Dan Asimov <dasimov@earthlink.net> wrote:
P.S. Now I'd like to know the same thing for the Gaussian integers Z[i] and the Eisenstein integers Z[w] where w = exp(2pi*i/3). These apparently have some complicated factor rings.
I'm not sure what you mean by modular arithmetic on Gaussian integers. * Modular in both real and imaginary, meaning that the complex plane is tessellated with rectangles of some integer side lengths, and the rectangles are all identified with each other? Equivalently, there's just one rectangle, and its opposite edges are connected, making a torus? * Modular just in the reals, with the imaginaries unbounded? * Modular just in the imaginaries, with the reals unbounded? I think modular in both real and imaginary sounds most interesting. Especially since if you think of it as a tessellation of rectangles, you can generalize to offset rectangles, like bricks in a wall. And if you think of it as a torus, you can generalize to a Klein bottle. (I wonder what the Mandelbrot set looks like in the modular complex plane.) Long ago I noticed that modulo a number that's one more than a square, negative one has a real square root.
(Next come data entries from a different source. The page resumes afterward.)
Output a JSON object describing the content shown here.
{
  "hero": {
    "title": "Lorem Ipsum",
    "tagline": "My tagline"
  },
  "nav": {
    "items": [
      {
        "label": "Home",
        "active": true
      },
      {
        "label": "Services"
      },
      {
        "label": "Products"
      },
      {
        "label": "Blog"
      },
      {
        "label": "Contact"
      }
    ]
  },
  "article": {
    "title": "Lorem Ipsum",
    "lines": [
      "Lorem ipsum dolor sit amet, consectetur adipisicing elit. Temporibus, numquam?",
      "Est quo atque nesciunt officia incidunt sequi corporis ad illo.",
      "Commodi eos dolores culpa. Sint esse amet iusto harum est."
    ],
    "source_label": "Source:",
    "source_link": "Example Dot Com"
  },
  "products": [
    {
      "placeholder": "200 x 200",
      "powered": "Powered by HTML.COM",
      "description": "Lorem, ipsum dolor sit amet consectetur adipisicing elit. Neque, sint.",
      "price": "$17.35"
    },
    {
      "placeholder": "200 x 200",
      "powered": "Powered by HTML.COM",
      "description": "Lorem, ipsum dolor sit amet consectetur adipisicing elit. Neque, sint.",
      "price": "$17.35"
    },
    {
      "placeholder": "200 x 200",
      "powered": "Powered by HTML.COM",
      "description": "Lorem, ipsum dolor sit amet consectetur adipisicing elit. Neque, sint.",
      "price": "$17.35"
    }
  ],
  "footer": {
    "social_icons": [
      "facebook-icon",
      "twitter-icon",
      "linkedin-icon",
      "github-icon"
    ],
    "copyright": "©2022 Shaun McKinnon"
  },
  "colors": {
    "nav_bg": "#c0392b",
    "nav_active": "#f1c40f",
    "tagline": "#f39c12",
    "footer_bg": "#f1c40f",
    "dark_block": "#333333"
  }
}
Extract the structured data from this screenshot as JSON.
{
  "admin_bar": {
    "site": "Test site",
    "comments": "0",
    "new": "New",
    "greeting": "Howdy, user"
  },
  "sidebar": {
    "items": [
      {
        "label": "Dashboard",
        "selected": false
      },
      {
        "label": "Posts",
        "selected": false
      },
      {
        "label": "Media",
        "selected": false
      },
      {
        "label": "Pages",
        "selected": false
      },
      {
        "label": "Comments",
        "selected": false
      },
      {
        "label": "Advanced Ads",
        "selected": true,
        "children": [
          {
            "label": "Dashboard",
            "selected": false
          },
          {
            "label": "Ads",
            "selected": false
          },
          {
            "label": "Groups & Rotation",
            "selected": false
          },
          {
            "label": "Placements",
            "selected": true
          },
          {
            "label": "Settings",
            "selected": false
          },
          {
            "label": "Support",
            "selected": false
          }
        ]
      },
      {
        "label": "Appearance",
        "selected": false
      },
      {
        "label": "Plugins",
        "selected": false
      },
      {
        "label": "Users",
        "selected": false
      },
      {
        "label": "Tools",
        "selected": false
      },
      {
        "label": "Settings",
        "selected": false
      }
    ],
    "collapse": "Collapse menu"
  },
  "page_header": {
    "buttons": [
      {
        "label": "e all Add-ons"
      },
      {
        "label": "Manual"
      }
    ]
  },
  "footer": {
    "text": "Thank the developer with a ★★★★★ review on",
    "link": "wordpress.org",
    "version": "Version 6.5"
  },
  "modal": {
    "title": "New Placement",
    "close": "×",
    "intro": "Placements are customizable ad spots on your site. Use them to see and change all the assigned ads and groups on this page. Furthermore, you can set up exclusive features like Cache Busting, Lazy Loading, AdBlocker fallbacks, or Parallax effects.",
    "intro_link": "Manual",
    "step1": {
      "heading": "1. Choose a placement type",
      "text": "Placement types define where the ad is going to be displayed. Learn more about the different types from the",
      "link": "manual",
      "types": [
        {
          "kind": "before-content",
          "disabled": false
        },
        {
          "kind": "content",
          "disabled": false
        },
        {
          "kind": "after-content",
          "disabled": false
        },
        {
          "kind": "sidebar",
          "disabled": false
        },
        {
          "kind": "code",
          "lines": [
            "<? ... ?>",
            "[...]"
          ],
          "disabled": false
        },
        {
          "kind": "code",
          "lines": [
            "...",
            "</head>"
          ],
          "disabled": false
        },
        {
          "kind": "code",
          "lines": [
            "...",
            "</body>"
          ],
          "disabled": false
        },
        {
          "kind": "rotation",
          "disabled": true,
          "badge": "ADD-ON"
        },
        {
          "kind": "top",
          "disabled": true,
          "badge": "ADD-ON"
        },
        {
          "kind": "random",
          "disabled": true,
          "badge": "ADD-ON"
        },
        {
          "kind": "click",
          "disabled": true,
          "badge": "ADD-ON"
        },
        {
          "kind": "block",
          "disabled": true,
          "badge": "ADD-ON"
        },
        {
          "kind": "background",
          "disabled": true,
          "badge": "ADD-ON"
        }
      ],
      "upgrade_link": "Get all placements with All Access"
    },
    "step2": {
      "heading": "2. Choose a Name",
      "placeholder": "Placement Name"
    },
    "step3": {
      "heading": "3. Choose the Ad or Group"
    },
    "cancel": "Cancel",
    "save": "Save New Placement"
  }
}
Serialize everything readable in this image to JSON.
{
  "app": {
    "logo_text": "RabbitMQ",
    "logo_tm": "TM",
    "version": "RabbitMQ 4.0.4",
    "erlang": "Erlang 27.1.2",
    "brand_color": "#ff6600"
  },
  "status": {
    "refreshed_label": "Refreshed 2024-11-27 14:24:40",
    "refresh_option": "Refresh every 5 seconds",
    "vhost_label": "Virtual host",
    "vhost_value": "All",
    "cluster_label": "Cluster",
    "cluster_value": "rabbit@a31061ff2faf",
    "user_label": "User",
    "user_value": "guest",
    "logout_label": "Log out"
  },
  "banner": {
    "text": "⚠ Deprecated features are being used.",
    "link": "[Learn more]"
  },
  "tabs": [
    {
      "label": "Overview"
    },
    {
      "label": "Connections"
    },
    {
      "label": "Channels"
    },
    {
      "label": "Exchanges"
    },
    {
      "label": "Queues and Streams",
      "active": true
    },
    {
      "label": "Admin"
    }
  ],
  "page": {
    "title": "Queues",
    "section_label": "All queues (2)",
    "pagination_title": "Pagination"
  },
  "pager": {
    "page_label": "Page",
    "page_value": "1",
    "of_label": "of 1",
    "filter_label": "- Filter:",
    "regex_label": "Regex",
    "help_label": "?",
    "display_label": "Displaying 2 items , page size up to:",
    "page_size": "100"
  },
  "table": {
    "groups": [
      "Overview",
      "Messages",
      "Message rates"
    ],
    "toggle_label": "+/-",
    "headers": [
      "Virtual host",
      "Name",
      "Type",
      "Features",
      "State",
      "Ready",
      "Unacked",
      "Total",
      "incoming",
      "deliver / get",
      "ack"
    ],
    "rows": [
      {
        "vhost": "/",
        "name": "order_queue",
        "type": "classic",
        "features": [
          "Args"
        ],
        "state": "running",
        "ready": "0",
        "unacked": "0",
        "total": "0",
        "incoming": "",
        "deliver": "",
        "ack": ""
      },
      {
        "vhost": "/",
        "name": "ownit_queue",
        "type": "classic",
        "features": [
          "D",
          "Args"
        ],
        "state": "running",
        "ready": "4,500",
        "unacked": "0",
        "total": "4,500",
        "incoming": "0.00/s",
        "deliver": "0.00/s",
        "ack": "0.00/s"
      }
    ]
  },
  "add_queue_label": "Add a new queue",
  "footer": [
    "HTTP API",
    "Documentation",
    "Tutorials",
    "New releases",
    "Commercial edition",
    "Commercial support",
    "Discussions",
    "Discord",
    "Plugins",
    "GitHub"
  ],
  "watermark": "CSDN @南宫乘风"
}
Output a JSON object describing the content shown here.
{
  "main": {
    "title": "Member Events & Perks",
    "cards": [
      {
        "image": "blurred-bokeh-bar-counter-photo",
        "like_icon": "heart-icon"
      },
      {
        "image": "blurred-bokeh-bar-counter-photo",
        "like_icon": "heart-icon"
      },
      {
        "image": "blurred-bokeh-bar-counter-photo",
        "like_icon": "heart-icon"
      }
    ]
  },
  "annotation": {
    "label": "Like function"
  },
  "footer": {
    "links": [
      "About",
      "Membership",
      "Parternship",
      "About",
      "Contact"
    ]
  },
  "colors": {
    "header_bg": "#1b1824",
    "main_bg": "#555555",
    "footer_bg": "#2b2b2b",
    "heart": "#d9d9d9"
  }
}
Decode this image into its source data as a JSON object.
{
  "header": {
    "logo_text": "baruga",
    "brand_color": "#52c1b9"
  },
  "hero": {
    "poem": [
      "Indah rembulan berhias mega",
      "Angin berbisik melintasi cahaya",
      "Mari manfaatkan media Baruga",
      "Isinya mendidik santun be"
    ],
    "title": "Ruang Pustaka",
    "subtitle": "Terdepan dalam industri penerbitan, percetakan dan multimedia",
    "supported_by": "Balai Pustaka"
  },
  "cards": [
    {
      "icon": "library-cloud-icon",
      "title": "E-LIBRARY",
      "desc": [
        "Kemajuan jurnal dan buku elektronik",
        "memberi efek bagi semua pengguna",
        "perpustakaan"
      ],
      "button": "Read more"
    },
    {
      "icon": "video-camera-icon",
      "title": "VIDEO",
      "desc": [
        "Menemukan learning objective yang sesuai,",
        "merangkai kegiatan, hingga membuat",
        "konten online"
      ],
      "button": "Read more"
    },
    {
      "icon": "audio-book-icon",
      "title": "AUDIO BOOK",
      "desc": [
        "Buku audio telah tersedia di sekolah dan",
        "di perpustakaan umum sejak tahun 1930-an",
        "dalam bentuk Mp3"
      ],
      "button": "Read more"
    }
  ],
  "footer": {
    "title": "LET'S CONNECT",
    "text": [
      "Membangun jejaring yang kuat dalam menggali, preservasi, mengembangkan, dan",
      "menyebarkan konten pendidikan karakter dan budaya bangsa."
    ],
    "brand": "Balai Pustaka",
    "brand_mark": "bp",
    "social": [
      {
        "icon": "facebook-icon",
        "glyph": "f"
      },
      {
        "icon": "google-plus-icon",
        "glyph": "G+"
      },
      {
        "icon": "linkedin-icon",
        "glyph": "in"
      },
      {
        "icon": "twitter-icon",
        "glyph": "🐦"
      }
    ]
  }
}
For instance mod 10, i = 3 and -i = 7. (Or vice versa if you prefer.) All Gaussian integers have consistent real integer values mod 10. For instance 2i is 6, 2i-5 is 1, etc. But this doesn't seem to get you anything new and interesting. I played around a lot with Gaussian integers. I calculated and plotted, by hand, the first hundred or so Gaussian primes. I also calculated and plotted Gaussian squares, and noticed that they formed interlocking parabolas. I never played with Eisenstein integers. Would you use a triangular tessellation for them when going modular? Are those the only two interesting ways of generalizing integers to the complex plane? What about the vertices of a regular hexagonal tessellation?